Im glad hes safe and everyone is at ease. I wonder though, was the gun jumped a bit on this one? Maybe I'm not fully understanding the time line?


----------



## MarkofSeaLife (Nov 7, 2010)

Lanealoha said:


> I wonder though, was the gun jumped a bit on this one? Maybe I'm not fully understanding the time line?


Very difficult to say on any case as tgeres many circumstances we don't know. 

Families at home tend to panic far earlier than those aboard. 

I give my family (and now Marjorie's family) an Overdue Date until which they are not _allowed_ to call the authorities. 

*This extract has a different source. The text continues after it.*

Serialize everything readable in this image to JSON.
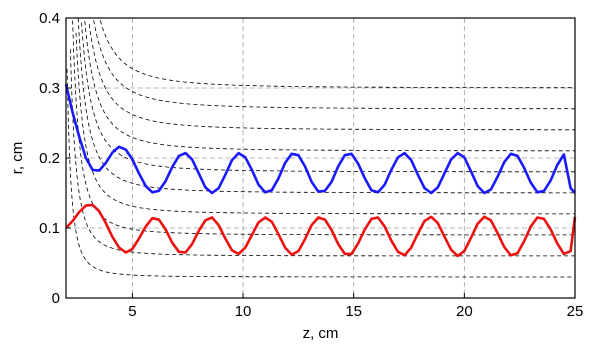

In our last passage, Marjorie's first passage, her parents saw a reported speed of 7 knots and so calculated we would arrive in 23 days. I said it will be over 30 days but they insisted the whole way it would be 23 days. Eventually it took 37 days. But for satellite emails they would have called the Navy when we were just half way across the Atlantic. 

It's difficult for families. 

In the case of this thread if appears the sailor did not go to Bimini as intended but went to Georgetown direct adding a few days. 

Ahhhh for those freedom days before electronics when a cruiser would arrive when and where he arrived... Or not. 


Mark


----------



## AmandaColorado (Nov 3, 2021)

Lanealoha said:


> Im glad hes safe and everyone is at ease. I wonder though, was the gun jumped a bit on this one? Maybe I'm not fully understanding the time line?


He was blown over 100 miles off course. 

The crossing from Florida to Bimini is a day sail; coast guard was alerted when he was 4 days overdue for a trip that should have got him there by nightfall. 

We may have alerted the coast guard too early but that's what gets us happy endings and I'm glad he's safe. 

CG never found SV Bella Dawn in all their searching; he was spotted by another sailor who informed Ward we were looking for him. 

So, thank you to the sailing community for keeping a sharp eye out. You all are quite amazing.


----------



## Lanealoha (Mar 5, 2017)

Good info. I was just not understanding the time line, now I do! Way to be on it!!


----------



## Sal Paradise (Sep 14, 2012)

Thank you for updating us Amanda - glad to hear your brother is safe and well !! For anyone here like me looking for more info - https://www.miamiherald.com/news/local/community/florida-keys/article255540721.html


----------